Aujourd'hui, il n'y avait pas cette odeur nauséabonde.
Pas la moindre trace, pas le plus infime fragment.
Tien s'approcha de la table d'une démarche vacillante et saisit un pain rond.
Un parfum merveilleux, mêlant le grillé et le beurre.
Pourtant, dans cette ville, même le pain est censé être immangeable.
Tien mordit dans le pain avec circonspection.
« ………………………………………… !?? !?!? !?!? !?!? !?!? »
Elle écarta grands les yeux.
Elle mangea à grandes bouchées, goulûment, sans s'arrêter.
Lorsqu'elle but la soupe qu'on lui tendait sur le côté dans un bol, elle rouvrit grands les yeux.
Lorsqu'elle croqua le morceau de viande piqué sur la fourchette qu'on lui présentait sur le côté, elle rouvrit encore grands les yeux.
Elle engloutit tout à une vitesse effrayante.
Avant qu'elle ne s'en rende compte, tous les occupants de la cantine la regardaient — après avoir vidé une dizaine d'assiettes, Tien finit par réaliser.
« Ah…… »
« — Tien, ça vous plaît donc. Vous avez de la saleté autour de la bouche. »
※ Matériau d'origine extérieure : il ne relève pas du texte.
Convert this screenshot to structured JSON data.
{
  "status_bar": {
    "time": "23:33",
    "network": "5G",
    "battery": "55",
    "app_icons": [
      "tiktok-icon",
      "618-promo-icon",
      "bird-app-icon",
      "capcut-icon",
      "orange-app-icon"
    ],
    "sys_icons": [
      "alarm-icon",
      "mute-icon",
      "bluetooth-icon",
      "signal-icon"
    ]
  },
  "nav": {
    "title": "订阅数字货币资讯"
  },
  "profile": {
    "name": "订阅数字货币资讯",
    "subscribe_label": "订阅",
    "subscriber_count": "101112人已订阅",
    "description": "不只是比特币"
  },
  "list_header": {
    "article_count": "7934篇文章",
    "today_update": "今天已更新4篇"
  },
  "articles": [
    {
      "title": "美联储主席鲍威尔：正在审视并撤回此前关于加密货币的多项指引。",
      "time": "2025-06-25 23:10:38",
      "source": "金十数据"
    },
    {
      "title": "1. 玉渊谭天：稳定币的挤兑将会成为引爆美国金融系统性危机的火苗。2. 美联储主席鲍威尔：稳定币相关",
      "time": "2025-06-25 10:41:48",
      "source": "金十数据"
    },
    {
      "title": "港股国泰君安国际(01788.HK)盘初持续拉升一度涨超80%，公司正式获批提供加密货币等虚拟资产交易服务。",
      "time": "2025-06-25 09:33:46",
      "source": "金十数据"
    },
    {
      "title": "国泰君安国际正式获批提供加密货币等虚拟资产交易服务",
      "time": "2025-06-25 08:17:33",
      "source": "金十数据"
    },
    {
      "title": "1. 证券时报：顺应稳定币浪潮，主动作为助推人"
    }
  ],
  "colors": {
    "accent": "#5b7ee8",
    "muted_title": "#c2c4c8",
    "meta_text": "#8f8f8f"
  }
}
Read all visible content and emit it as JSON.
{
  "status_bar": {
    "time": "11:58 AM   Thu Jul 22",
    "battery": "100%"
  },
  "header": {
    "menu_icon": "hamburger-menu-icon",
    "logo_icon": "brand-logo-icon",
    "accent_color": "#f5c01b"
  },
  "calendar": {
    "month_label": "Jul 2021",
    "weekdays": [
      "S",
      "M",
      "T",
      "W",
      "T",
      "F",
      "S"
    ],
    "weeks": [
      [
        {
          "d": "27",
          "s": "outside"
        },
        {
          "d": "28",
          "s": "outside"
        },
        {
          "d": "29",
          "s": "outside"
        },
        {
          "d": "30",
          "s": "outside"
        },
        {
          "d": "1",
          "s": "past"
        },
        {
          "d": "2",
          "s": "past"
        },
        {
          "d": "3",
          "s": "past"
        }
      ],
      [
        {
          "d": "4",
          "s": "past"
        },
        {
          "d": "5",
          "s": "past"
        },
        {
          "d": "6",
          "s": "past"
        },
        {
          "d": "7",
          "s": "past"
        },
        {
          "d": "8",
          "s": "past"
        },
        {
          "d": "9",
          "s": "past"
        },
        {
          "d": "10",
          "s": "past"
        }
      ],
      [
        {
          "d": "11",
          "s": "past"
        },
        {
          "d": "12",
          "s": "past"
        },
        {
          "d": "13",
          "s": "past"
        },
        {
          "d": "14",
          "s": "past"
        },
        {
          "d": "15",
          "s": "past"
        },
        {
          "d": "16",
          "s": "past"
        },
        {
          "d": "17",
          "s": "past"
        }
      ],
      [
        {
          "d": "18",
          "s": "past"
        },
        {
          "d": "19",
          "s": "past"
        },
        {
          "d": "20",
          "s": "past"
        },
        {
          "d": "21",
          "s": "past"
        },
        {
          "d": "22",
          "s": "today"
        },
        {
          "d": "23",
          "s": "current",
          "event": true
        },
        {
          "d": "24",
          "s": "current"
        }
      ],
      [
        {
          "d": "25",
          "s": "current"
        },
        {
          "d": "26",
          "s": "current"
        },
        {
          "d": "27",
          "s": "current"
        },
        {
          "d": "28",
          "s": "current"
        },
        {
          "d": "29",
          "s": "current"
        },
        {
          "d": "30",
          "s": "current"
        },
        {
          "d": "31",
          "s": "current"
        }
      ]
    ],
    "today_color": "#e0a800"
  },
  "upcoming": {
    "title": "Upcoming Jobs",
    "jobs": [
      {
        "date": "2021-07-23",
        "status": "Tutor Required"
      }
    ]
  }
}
Le maître l'essuya avec un mouchoir.
Les enfants poussèrent alors des cris de joie.
« C'est ça ! Je savais bien que grande sœur Tien dirait que c'est bon ! »
« Moi aussi ! Parce que c'est super bon, ça ! »
« Si vous mangez un repas aussi délicieux, vous risquez de trouver les repas de demain insipides, vous savez ? »
Des rires résonnaient.
Pourtant, Tien ne comprenait pas.
Certes, ce repas était somptueux.
Mais à ses yeux, en quoi différait-il des repas de cette ville jusqu'à présent — elle ne le saisissait pas.
« Je suis ravie que cela vous convienne. »
C'est alors qu'apparut depuis la cuisine non pas la religieuse qui préparait habituellement les repas, mais une petite domestique.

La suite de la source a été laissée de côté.